Mogłaś zapewne nie zrozumieć, a nawet potępić moje postępowanie także później, kiedy byłaś już uczennicą. Ale teraz, kiedy moja córka zakłada własną rodzinę, myśli o szczęściu rodzinnym i kiedy wybiera podobną do mojej drogę, muszę opowiedzieć jej wszystko.
Słuchaj mnie więc uważnie, moja droga Anno, moja kochana.
Piszesz o swojej wielkiej radości, o tym, że spotkałaś prawdziwego mężczyznę, który Cię kocha, który nie może bez Ciebie żyć.
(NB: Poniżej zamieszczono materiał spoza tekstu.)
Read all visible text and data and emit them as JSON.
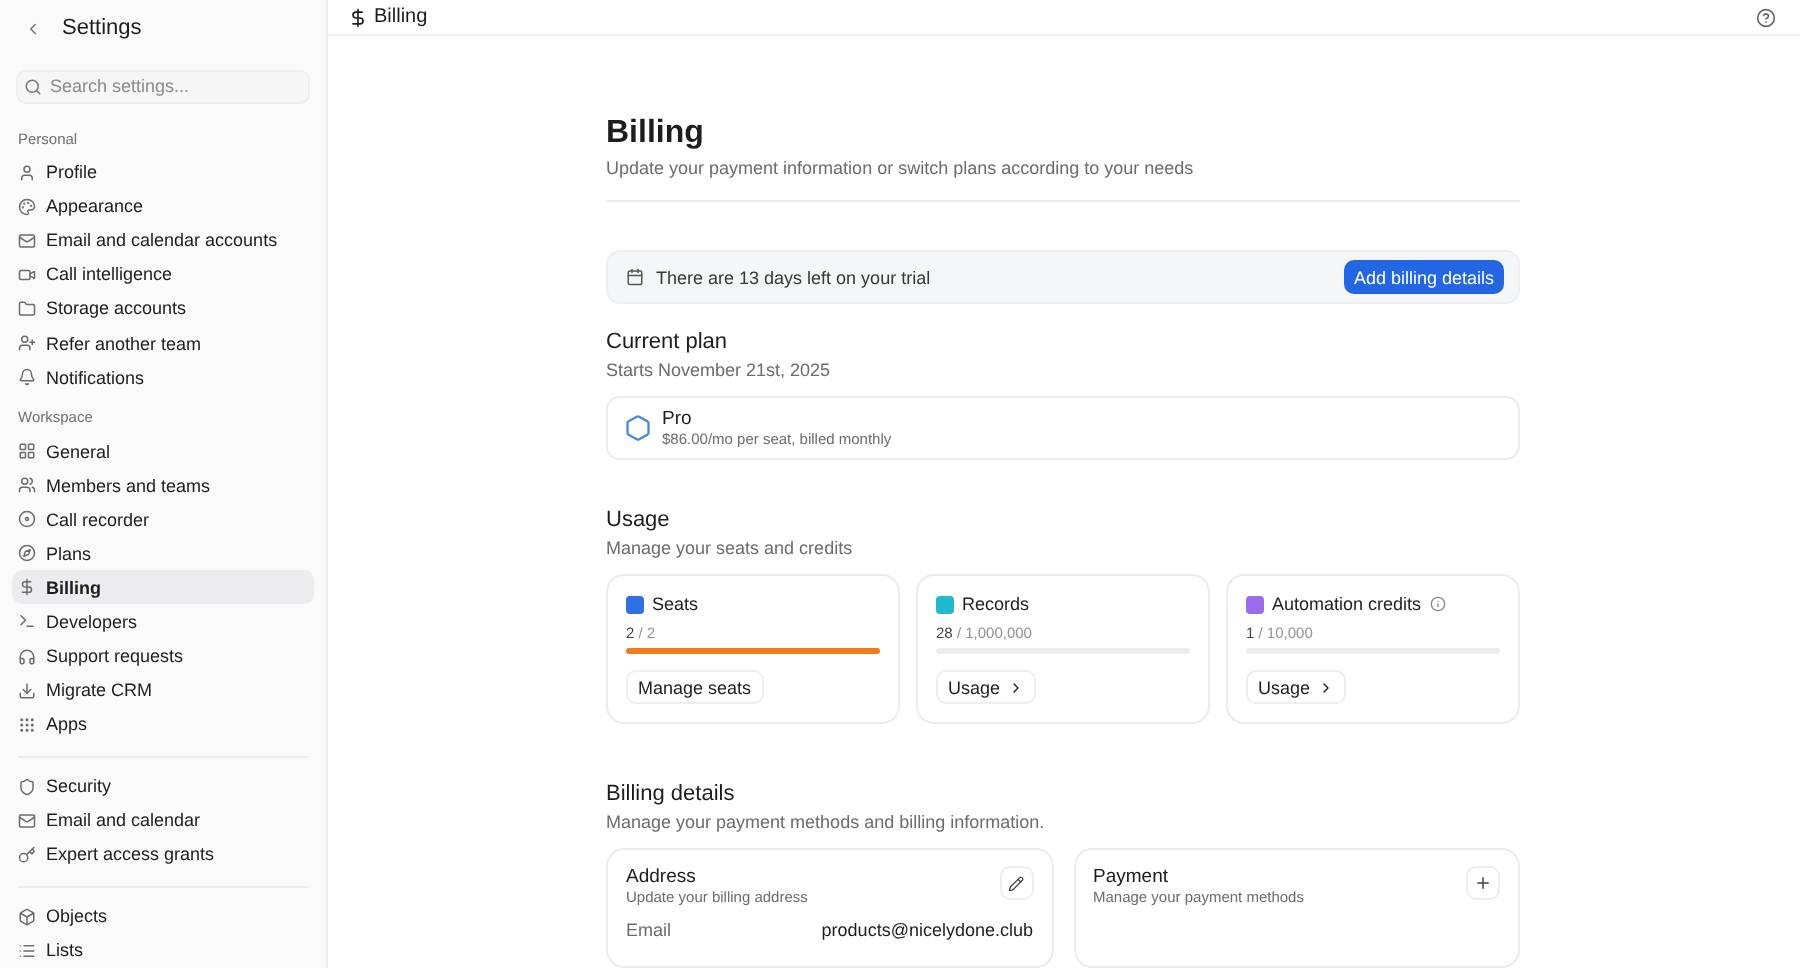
{
  "sidebar": {
    "title": "Settings",
    "search": {
      "placeholder": "Search settings..."
    },
    "groups": [
      {
        "label": "Personal",
        "items": [
          {
            "label": "Profile",
            "selected": false
          },
          {
            "label": "Appearance",
            "selected": false
          },
          {
            "label": "Email and calendar accounts",
            "selected": false
          },
          {
            "label": "Call intelligence",
            "selected": false
          },
          {
            "label": "Storage accounts",
            "selected": false
          },
          {
            "label": "Refer another team",
            "selected": false
          },
          {
            "label": "Notifications",
            "selected": false
          }
        ]
      },
      {
        "label": "Workspace",
        "items": [
          {
            "label": "General",
            "selected": false
          },
          {
            "label": "Members and teams",
            "selected": false
          },
          {
            "label": "Call recorder",
            "selected": false
          },
          {
            "label": "Plans",
            "selected": false
          },
          {
            "label": "Billing",
            "selected": true
          },
          {
            "label": "Developers",
            "selected": false
          },
          {
            "label": "Support requests",
            "selected": false
          },
          {
            "label": "Migrate CRM",
            "selected": false
          },
          {
            "label": "Apps",
            "selected": false
          }
        ]
      },
      {
        "items": [
          {
            "label": "Security",
            "selected": false
          },
          {
            "label": "Email and calendar",
            "selected": false
          },
          {
            "label": "Expert access grants",
            "selected": false
          }
        ]
      },
      {
        "items": [
          {
            "label": "Objects",
            "selected": false
          },
          {
            "label": "Lists",
            "selected": false
          }
        ]
      }
    ]
  },
  "header": {
    "title": "Billing"
  },
  "page": {
    "title": "Billing",
    "subtitle": "Update your payment information or switch plans according to your needs",
    "trial": {
      "text": "There are 13 days left on your trial",
      "button": "Add billing details"
    },
    "current_plan": {
      "title": "Current plan",
      "subtitle": "Starts November 21st, 2025",
      "plan": {
        "name": "Pro",
        "price": "$86.00/mo per seat, billed monthly"
      }
    },
    "usage": {
      "title": "Usage",
      "subtitle": "Manage your seats and credits",
      "cards": [
        {
          "name": "Seats",
          "color": "#2f6fe4",
          "used": "2",
          "total": "/ 2",
          "level": 1,
          "action": "Manage seats",
          "kind": "plain",
          "info": false
        },
        {
          "name": "Records",
          "color": "#22b8cf",
          "used": "28",
          "total": "/ 1,000,000",
          "level": 0,
          "action": "Usage",
          "kind": "chevron",
          "info": false
        },
        {
          "name": "Automation credits",
          "color": "#9b6cf0",
          "used": "1",
          "total": "/ 10,000",
          "level": 0,
          "action": "Usage",
          "kind": "chevron",
          "info": true
        }
      ]
    },
    "billing_details": {
      "title": "Billing details",
      "subtitle": "Manage your payment methods and billing information.",
      "cards": [
        {
          "title": "Address",
          "subtitle": "Update your billing address",
          "kind": "edit",
          "fields": [
            {
              "label": "Email",
              "value": "products@nicelydone.club"
            }
          ]
        },
        {
          "title": "Payment",
          "subtitle": "Manage your payment methods",
          "kind": "add"
        }
      ]
    }
  }
}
Nie chcę ani Ciebie, ani Twojego przyjaciela obrazić: być może tak właśnie jest. Widzę, że sama jesteś w nim zakochana. I to jest zrozumiałe, droga Anno: młodość, ta jasna, piękna młodość – dlaczego miałaby się bronić przed tymi dobrymi uczuciami, przed wielką miłością?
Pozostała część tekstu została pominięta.